The comments came in a decision by the Planning Inspectorate, which dismissed an appeal to turn the Rosemary Branch pub in Cambridge into residential use.
Cambridge City Council’s controversial Interim Planning Policy Guidance (IPPG) was the first of its kind in the UK and requests a site to be marketed for 12 months as a pub that is free of tie and restrictive covenant.
In January, the PMA ran an exclusive story about the British Beer & Pub Association (BBPA) launching a judicial review over the policy. The organisation believes that the policy is too confining for pubs.
Planning inspector Paul Crysell wrote: “I understand the council’s desire to address this problem but have serious misgivings about the IPPG’s validity.
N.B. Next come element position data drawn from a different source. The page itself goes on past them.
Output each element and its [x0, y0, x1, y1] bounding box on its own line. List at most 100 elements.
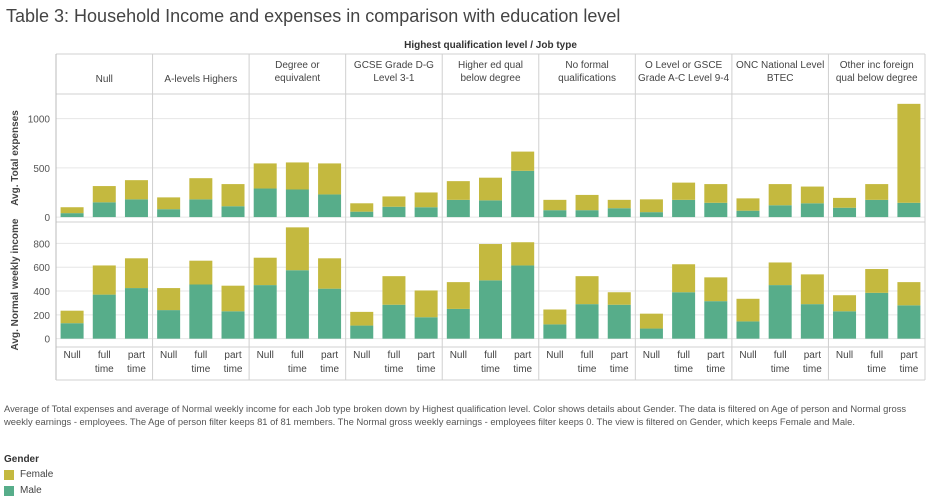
- bar-male: [189, 199, 213, 218]
- bar-female: [157, 197, 181, 210]
- x-tick-label: part: [418, 350, 435, 361]
- legend-item-female[interactable]: Female: [4, 469, 53, 480]
- legend-title: Gender: [4, 454, 40, 465]
- x-tick-label: time: [320, 364, 339, 375]
- x-tick-label: full: [484, 350, 497, 361]
- header-title: Highest qualification level / Job type: [404, 40, 577, 51]
- bar-male: [607, 304, 631, 339]
- y-tick-label: 0: [44, 213, 50, 224]
- bar-male: [92, 294, 116, 339]
- bar-male: [768, 285, 792, 339]
- bar-male: [285, 270, 309, 339]
- x-tick-label: full: [194, 350, 207, 361]
- group-label: No formal: [565, 60, 608, 71]
- bar-female: [607, 199, 631, 209]
- bar-male: [479, 200, 502, 218]
- bar-male: [189, 284, 213, 339]
- bar-female: [607, 292, 631, 305]
- group-label: BTEC: [767, 73, 794, 84]
- bar-female: [897, 282, 921, 306]
- bar-male: [736, 321, 760, 339]
- x-tick-label: full: [870, 350, 883, 361]
- x-tick-label: full: [98, 350, 111, 361]
- group-label: O Level or GSCE: [645, 60, 723, 71]
- bar-male: [833, 311, 857, 339]
- bar-male: [833, 207, 857, 218]
- legend-item-male[interactable]: Male: [4, 485, 42, 496]
- bar-female: [639, 199, 663, 213]
- bar-female: [92, 186, 116, 203]
- legend-swatch-male: [4, 485, 14, 496]
- bar-male: [865, 199, 889, 218]
- x-tick-label: full: [774, 350, 787, 361]
- bar-female: [833, 295, 857, 312]
- bar-female: [253, 163, 277, 189]
- bar-male: [672, 292, 696, 339]
- bar-male: [157, 209, 181, 218]
- x-tick-label: time: [899, 364, 918, 375]
- y-tick-label: 0: [44, 335, 50, 346]
- x-tick-label: Null: [257, 350, 274, 361]
- bar-female: [318, 258, 342, 289]
- x-tick-label: time: [384, 364, 403, 375]
- bar-female: [414, 192, 438, 208]
- group-label: A-levels Highers: [164, 74, 237, 85]
- bar-male: [800, 304, 824, 339]
- bar-male: [768, 205, 792, 218]
- bar-male: [865, 292, 889, 339]
- bar-male: [318, 288, 342, 339]
- group-label: Null: [96, 74, 113, 85]
- group-label: qualifications: [558, 73, 616, 84]
- bar-female: [350, 311, 374, 326]
- bar-female: [253, 257, 277, 286]
- bar-female: [865, 184, 889, 200]
- bar-female: [575, 194, 599, 211]
- bar-male: [479, 280, 502, 339]
- bar-female: [736, 298, 760, 322]
- bar-male: [253, 285, 277, 339]
- bar-male: [736, 210, 760, 218]
- bar-female: [446, 181, 470, 200]
- x-tick-label: Null: [160, 350, 177, 361]
- bar-male: [704, 202, 728, 218]
- x-tick-label: Null: [63, 350, 80, 361]
- bar-male: [543, 324, 567, 339]
- y-tick-label: 600: [33, 263, 50, 274]
- bar-female: [897, 103, 921, 203]
- bar-female: [60, 207, 84, 214]
- bar-male: [350, 325, 374, 339]
- chart-title: Table 3: Household Income and expenses i…: [6, 6, 621, 26]
- bar-female: [446, 282, 470, 309]
- bar-male: [92, 202, 116, 218]
- x-tick-label: Null: [836, 350, 853, 361]
- bar-female: [92, 265, 116, 295]
- bar-male: [60, 213, 84, 218]
- bar-female: [382, 276, 406, 305]
- x-tick-label: time: [417, 364, 436, 375]
- bar-female: [768, 184, 792, 206]
- bar-female: [318, 163, 342, 195]
- y-tick-label: 400: [33, 287, 50, 298]
- bar-female: [543, 309, 567, 325]
- bar-male: [124, 199, 148, 218]
- x-tick-label: Null: [643, 350, 660, 361]
- bar-female: [285, 162, 309, 190]
- bar-male: [253, 188, 277, 218]
- x-tick-label: time: [288, 364, 307, 375]
- bar-male: [157, 310, 181, 339]
- bar-male: [511, 265, 535, 339]
- bar-female: [479, 244, 502, 281]
- group-label: Grade A-C Level 9-4: [638, 73, 730, 84]
- x-tick-label: time: [191, 364, 210, 375]
- bar-male: [897, 305, 921, 339]
- x-tick-label: time: [513, 364, 532, 375]
- group-label: qual below degree: [836, 73, 918, 84]
- x-tick-label: part: [611, 350, 628, 361]
- x-tick-label: Null: [353, 350, 370, 361]
- bar-female: [672, 182, 696, 200]
- x-tick-label: part: [321, 350, 338, 361]
- group-label: ONC National Level: [736, 60, 824, 71]
- bar-male: [318, 194, 342, 218]
- bar-male: [124, 288, 148, 339]
- x-tick-label: time: [706, 364, 725, 375]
“It introduces policy outside the formal development plan process and is contrary to Local Planning Regulations, which came into effect on 6 April 2012. The IPPG provides a policy framework that has not been independently tested and I accord it little weight.”
A Planning Inspectorate spokesman said: “It is established practice that policies increase in weight as they go through statutory processes and, as such, this policy would not carry the same weight as a formally adopted plan.”
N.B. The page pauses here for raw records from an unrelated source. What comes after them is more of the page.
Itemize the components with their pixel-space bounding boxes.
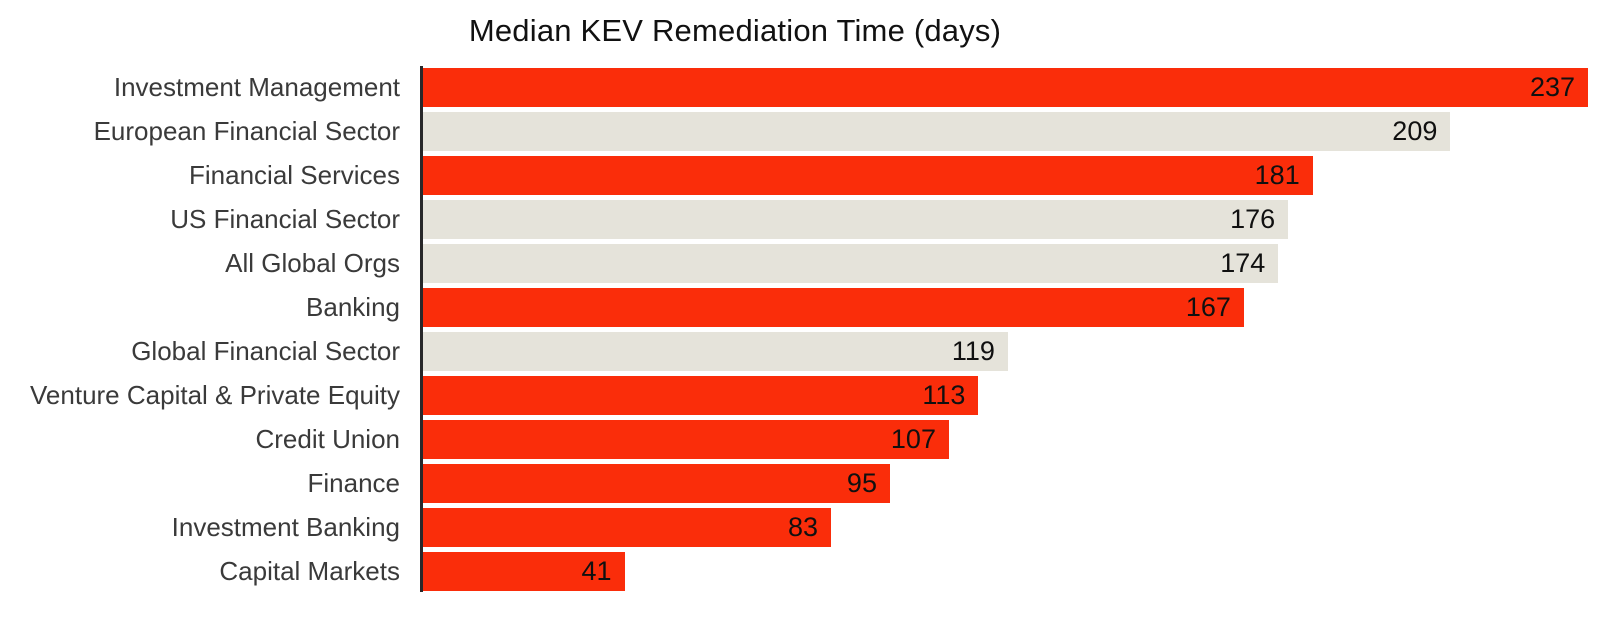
- bar[interactable]: 174: [423, 243, 1279, 283]
- bar-value-label: 83: [787, 511, 818, 542]
- chart-row: European Financial Sector 209: [0, 109, 1588, 153]
- chart-row: Banking 167: [0, 285, 1588, 329]
- category-label: Banking: [306, 291, 400, 322]
- plot-rows: Investment Management 237 European Finan…: [0, 65, 1588, 593]
- bar-value-label: 209: [1392, 115, 1438, 146]
- bar-track: 167: [423, 287, 1588, 327]
- chart-row: All Global Orgs 174: [0, 241, 1588, 285]
- bar-track: 83: [423, 507, 1588, 547]
- bar[interactable]: 167: [423, 287, 1244, 327]
- bar[interactable]: 107: [423, 419, 949, 459]
- bar-value-label: 174: [1220, 247, 1266, 278]
- category-label: European Financial Sector: [93, 115, 400, 146]
- category-label: All Global Orgs: [225, 247, 400, 278]
- category-label: Finance: [307, 467, 401, 498]
- bar[interactable]: 113: [423, 375, 979, 415]
- chart-title: Median KEV Remediation Time (days): [468, 13, 1002, 48]
- chart-row: Global Financial Sector 119: [0, 329, 1588, 373]
- bar-track: 119: [423, 331, 1588, 371]
- chart-row: Financial Services 181: [0, 153, 1588, 197]
- chart-row: Finance 95: [0, 461, 1588, 505]
- bar-value-label: 167: [1185, 291, 1231, 322]
- bar-track: 113: [423, 375, 1588, 415]
- bar[interactable]: 176: [423, 199, 1289, 239]
- bar-track: 107: [423, 419, 1588, 459]
- bar-value-label: 113: [922, 379, 966, 410]
- bar-value-label: 107: [890, 423, 936, 454]
- category-label: Venture Capital & Private Equity: [30, 379, 400, 410]
- chart-row: Venture Capital & Private Equity 113: [0, 373, 1588, 417]
- bar[interactable]: 209: [423, 111, 1451, 151]
- chart-row: Investment Management 237: [0, 65, 1588, 109]
- chart-row: Investment Banking 83: [0, 505, 1588, 549]
- chart-row: Capital Markets 41: [0, 549, 1588, 593]
- category-label: Financial Services: [189, 159, 400, 190]
- bar-value-label: 95: [846, 467, 877, 498]
- bar-track: 174: [423, 243, 1588, 283]
- chart-row: Credit Union 107: [0, 417, 1588, 461]
- bar[interactable]: 181: [423, 155, 1313, 195]
- bar-track: 237: [423, 67, 1588, 107]
- bar[interactable]: 119: [423, 331, 1008, 371]
- bar-value-label: 237: [1529, 71, 1575, 102]
- category-label: Global Financial Sector: [131, 335, 400, 366]
- category-label: Capital Markets: [219, 555, 400, 586]
- category-label: Credit Union: [255, 423, 400, 454]
- chart-row: US Financial Sector 176: [0, 197, 1588, 241]
- bar-track: 181: [423, 155, 1588, 195]
- bar-track: 95: [423, 463, 1588, 503]
- bar-track: 41: [423, 551, 1588, 591]
- bar-track: 209: [423, 111, 1588, 151]
- bar[interactable]: 83: [423, 507, 831, 547]
- bar[interactable]: 41: [423, 551, 625, 591]
- bar[interactable]: 237: [423, 67, 1588, 107]
- bar-track: 176: [423, 199, 1588, 239]
- bar-value-label: 119: [951, 335, 995, 366]
- bar-value-label: 41: [581, 555, 612, 586]
- category-label: Investment Management: [113, 71, 400, 102]
- bar-value-label: 176: [1230, 203, 1276, 234]
- y-axis-line: [420, 66, 423, 592]
- bar[interactable]: 95: [423, 463, 890, 503]
- category-label: Investment Banking: [171, 511, 400, 542]
- bar-value-label: 181: [1254, 159, 1300, 190]
- plot-area: Investment Management 237 European Finan…: [0, 65, 1600, 593]
- category-label: US Financial Sector: [170, 203, 400, 234]
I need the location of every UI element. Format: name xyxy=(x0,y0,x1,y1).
Cambridge city councillor Tim Ward said: “A policy for the protection of pubs is expected to be in the draft local plan when published this summer, which will, at that point, acquire weight as a material consideration and, in effect, supersede the IPPG — which is after all only ‘interim’ and only ‘guidance’.”
A BBPA spokesman added: “Leaving the specifics of this case to one side, we certainly share concerns about the council’s policy and how it has been adopted.”
Property agent Tom Nichols, of Everard Cole, said: “It’s positive there’s going to be protection for pubs but the policy was a knee-jerk reaction to losing too many pubs in Cambridgeshire.”